Isabel de Benito tornou-se a primeira médica militar na Espanha especializada em cirurgia plástica, reconstrutiva e estética, e presidiu a SECPRE após 65 anos de sua história. Ela realiza o maior número de cirurgias de mama no país e alerta para os riscos da trivialização impulsionada pelas redes sociais e IA. Sua carreira destaca a evolução da profissão e o papel crescente das mulheres na medicina.
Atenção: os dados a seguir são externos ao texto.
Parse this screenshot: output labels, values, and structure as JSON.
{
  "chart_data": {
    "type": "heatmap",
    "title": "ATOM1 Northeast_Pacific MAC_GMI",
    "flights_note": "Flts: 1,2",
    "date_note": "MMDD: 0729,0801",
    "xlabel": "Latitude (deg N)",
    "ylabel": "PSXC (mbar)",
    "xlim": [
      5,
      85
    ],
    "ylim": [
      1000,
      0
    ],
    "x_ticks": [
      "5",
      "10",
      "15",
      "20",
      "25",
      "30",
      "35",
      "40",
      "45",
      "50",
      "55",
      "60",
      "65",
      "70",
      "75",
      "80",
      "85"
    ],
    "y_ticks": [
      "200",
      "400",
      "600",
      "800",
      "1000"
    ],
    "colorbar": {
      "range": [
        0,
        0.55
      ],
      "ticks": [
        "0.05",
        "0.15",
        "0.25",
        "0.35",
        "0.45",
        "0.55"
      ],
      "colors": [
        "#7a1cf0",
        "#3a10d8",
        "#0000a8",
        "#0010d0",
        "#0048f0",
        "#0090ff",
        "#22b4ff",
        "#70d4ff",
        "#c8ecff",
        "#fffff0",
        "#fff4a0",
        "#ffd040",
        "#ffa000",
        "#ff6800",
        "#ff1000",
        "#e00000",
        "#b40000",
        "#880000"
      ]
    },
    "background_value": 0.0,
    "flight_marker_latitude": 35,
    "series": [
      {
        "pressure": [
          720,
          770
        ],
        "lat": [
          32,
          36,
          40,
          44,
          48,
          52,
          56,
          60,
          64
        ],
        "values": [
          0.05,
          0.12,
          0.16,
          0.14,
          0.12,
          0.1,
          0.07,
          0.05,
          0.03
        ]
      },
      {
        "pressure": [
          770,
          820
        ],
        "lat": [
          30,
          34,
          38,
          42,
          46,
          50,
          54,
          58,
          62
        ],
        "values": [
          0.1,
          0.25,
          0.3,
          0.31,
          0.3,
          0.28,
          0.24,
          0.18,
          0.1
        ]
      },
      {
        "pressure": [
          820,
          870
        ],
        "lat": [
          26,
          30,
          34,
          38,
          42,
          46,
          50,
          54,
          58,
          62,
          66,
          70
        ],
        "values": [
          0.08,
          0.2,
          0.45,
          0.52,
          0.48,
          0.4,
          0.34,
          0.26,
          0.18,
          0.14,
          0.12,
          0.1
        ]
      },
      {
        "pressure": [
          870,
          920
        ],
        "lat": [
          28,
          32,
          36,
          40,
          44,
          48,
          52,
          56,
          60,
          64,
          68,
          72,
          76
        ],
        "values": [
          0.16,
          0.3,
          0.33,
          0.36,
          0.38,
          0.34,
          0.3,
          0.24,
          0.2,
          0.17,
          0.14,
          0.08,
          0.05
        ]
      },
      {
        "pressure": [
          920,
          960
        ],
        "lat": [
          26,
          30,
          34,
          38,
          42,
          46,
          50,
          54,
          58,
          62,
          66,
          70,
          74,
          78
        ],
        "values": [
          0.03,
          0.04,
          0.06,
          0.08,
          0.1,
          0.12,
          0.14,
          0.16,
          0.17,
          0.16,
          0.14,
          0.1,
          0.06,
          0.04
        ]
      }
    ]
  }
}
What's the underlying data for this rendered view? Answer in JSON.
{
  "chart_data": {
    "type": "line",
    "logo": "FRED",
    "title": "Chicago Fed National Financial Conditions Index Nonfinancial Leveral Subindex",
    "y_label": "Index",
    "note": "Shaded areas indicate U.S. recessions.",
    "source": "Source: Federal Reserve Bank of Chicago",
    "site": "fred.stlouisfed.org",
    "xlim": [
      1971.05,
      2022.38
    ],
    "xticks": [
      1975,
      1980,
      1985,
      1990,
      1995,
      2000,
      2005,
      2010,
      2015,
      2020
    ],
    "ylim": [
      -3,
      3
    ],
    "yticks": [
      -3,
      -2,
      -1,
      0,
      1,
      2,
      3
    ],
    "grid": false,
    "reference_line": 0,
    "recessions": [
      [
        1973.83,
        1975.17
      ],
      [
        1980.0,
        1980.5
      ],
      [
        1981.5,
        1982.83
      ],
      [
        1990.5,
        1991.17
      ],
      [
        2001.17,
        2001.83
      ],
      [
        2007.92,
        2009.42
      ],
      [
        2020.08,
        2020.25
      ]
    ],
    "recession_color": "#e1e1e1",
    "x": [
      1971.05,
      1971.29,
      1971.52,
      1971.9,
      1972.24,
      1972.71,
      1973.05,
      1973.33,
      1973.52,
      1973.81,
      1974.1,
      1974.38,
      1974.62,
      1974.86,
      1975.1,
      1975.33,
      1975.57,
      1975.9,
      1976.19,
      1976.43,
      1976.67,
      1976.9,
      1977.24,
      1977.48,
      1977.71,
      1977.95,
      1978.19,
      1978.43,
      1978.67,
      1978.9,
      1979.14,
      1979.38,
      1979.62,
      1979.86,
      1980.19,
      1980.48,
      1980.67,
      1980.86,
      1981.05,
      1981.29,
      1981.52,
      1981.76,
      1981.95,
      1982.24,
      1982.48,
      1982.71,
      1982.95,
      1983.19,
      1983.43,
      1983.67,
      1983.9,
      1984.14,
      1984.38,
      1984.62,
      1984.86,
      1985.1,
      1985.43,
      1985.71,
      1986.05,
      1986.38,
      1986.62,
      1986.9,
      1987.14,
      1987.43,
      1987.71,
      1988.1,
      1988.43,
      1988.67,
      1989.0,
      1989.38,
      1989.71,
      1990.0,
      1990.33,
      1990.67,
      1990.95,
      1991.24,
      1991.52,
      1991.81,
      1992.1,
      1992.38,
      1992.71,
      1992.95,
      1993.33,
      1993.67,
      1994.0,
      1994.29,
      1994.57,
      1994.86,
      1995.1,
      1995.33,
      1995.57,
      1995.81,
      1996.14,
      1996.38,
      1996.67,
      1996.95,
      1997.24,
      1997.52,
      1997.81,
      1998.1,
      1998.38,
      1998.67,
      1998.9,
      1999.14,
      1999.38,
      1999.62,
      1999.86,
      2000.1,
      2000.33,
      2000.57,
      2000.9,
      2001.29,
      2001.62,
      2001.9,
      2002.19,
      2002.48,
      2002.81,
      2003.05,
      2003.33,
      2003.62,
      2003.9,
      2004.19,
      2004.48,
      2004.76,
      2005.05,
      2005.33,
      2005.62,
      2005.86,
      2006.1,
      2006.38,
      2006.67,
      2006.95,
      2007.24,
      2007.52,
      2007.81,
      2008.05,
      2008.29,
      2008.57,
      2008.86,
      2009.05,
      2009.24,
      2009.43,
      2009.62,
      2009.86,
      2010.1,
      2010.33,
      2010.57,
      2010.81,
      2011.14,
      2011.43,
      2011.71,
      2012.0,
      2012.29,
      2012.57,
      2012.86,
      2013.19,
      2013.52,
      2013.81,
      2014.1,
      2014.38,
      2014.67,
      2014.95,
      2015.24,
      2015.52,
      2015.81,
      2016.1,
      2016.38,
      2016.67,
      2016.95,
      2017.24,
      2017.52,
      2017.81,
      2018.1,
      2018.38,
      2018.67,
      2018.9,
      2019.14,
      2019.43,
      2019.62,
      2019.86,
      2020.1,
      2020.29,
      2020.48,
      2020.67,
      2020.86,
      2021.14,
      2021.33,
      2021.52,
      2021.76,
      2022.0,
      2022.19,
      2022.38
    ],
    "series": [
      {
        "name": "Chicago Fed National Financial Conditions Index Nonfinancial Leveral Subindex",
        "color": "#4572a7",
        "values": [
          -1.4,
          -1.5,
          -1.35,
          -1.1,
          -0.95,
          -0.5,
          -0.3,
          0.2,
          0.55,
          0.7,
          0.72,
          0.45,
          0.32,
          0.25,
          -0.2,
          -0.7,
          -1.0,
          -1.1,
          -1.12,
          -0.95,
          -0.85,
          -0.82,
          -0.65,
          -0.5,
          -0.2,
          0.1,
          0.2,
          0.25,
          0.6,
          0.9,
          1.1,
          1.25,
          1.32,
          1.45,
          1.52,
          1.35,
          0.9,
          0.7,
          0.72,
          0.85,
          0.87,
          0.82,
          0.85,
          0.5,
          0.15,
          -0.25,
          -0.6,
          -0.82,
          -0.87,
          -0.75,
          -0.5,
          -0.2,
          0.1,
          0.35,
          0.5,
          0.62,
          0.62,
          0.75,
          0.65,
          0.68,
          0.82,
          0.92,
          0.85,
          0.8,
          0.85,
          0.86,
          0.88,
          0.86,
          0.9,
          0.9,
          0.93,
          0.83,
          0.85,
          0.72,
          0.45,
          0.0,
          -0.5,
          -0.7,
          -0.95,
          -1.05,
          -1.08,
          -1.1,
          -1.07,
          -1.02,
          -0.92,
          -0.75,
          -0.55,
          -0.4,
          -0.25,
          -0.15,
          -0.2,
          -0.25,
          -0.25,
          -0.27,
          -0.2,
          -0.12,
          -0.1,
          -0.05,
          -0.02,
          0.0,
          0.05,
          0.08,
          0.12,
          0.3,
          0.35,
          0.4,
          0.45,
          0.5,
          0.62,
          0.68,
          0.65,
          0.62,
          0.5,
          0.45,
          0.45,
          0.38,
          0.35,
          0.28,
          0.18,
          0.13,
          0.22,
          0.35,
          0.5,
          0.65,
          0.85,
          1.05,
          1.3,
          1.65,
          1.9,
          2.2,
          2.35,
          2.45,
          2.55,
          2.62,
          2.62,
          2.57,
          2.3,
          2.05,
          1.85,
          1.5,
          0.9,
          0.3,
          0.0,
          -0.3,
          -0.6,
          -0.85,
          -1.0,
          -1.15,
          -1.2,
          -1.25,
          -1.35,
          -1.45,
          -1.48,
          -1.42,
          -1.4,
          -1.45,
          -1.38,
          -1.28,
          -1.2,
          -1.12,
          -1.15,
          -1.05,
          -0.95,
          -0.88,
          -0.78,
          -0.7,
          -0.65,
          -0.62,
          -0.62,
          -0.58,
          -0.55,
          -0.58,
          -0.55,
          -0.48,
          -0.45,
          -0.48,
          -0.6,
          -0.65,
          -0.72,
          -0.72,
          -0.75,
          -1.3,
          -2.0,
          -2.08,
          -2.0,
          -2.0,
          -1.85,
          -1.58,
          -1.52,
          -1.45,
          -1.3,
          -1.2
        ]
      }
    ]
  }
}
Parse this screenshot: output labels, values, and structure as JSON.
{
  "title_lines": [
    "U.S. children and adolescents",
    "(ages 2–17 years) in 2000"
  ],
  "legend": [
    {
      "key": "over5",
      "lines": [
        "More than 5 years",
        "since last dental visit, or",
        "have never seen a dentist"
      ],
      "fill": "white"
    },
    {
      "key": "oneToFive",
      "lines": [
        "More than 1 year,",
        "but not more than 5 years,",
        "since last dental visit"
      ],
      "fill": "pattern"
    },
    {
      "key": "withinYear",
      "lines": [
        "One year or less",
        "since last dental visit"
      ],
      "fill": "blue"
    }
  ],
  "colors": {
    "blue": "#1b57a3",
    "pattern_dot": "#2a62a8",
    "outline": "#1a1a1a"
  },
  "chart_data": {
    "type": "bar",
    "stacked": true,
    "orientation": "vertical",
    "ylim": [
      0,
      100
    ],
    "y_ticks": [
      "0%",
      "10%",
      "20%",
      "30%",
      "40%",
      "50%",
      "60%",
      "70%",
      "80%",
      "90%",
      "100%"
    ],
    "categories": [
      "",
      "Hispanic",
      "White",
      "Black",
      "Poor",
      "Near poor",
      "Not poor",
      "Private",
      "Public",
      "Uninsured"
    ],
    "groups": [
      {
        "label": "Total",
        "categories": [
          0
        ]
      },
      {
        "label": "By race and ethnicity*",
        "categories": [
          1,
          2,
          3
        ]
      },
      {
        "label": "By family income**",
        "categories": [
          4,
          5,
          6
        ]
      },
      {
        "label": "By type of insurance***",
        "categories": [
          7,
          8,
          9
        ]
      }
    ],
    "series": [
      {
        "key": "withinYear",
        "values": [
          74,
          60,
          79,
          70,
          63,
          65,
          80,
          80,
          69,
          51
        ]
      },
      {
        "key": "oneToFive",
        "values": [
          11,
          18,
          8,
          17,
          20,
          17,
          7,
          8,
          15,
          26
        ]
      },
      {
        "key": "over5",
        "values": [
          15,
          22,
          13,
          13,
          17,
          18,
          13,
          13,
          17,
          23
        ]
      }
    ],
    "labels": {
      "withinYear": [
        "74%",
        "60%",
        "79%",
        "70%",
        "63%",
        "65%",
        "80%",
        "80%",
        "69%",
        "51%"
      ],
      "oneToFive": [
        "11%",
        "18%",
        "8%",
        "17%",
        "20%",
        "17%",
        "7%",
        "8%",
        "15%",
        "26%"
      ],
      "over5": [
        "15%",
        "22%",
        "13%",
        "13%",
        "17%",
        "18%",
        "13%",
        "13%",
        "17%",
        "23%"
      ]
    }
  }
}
Isabel de Benito, natural de Madri e formada na Universidad Complutense com estágios no Hospital de La Defensa Gómez Ulla, decidiu se preparar para os exames de serviço civil após sua experiência inicial lá. Como pioneira, ela foi a primeira e única médica militar em sua especialidade e presidiu a Sociedade Espanhola de Cirurgia Plástica, Reconstrutiva e Estética (SECPRE) em seus 65 anos de existência.

Em sua clínica Porcuna & De Benito, ela criou uma Unidade de Controle de Implantes para detectar complicações precocemente. Ela realiza o maior número de cirurgias de aumento, redução e elevação mamária na Espanha. « O trabalho de um cirurgião é o mesmo, seja feito por um homem ou uma mulher: ambos são igualmente qualificados », afirma. Ela observa que a visibilidade tradicional masculina decorria da falta de flexibilidade das mulheres com filhos pequenos, mas « isso pertence ao passado ».

De acordo com dados do INE, há 19,5% mais médicas registradas na Espanha, embora persista a sub-representação feminina em cargos de liderança. De Benito vê uma evolução natural para mais mulheres em papéis de topo. Em sua prática, ela enfatiza a psicologia: « A cirurgia pode melhorar a autoestima, mas não resolve problemas mentais ». Ela encaminha pacientes com motivações inadequadas e recusa procedimentos não recomendados, mesmo que busquem imitar celebridades.

Sobre os avanços, ela observa que há 20 anos as cirurgias de mama eram mais agressivas; agora são mais conservadoras e naturais, com materiais biocompatíveis. Ela alerta contra as redes sociais: « Não é uma boa ideia que pessoas sem formação médica discutam esses temas ». Como parte da Instituição Gournay, ela defende a regulamentação diante de uma « enorme falta de regulamentação ». Ela teme que a IA piore a trivialização com imagens falsas 'antes e depois'. Ela critica o turismo cirúrgico por preços baixos que comprometem a segurança, como o acompanhamento pós-operatório.

« A melhor parte desse trabalho é a capacidade de mudar e impactar a vida das pessoas », diz ela, reconhecendo os riscos inevitáveis. Às futuras médicas, ela aconselha perseguir a especialidade sem hesitação, equilibrar a vida pessoal e mirar alto.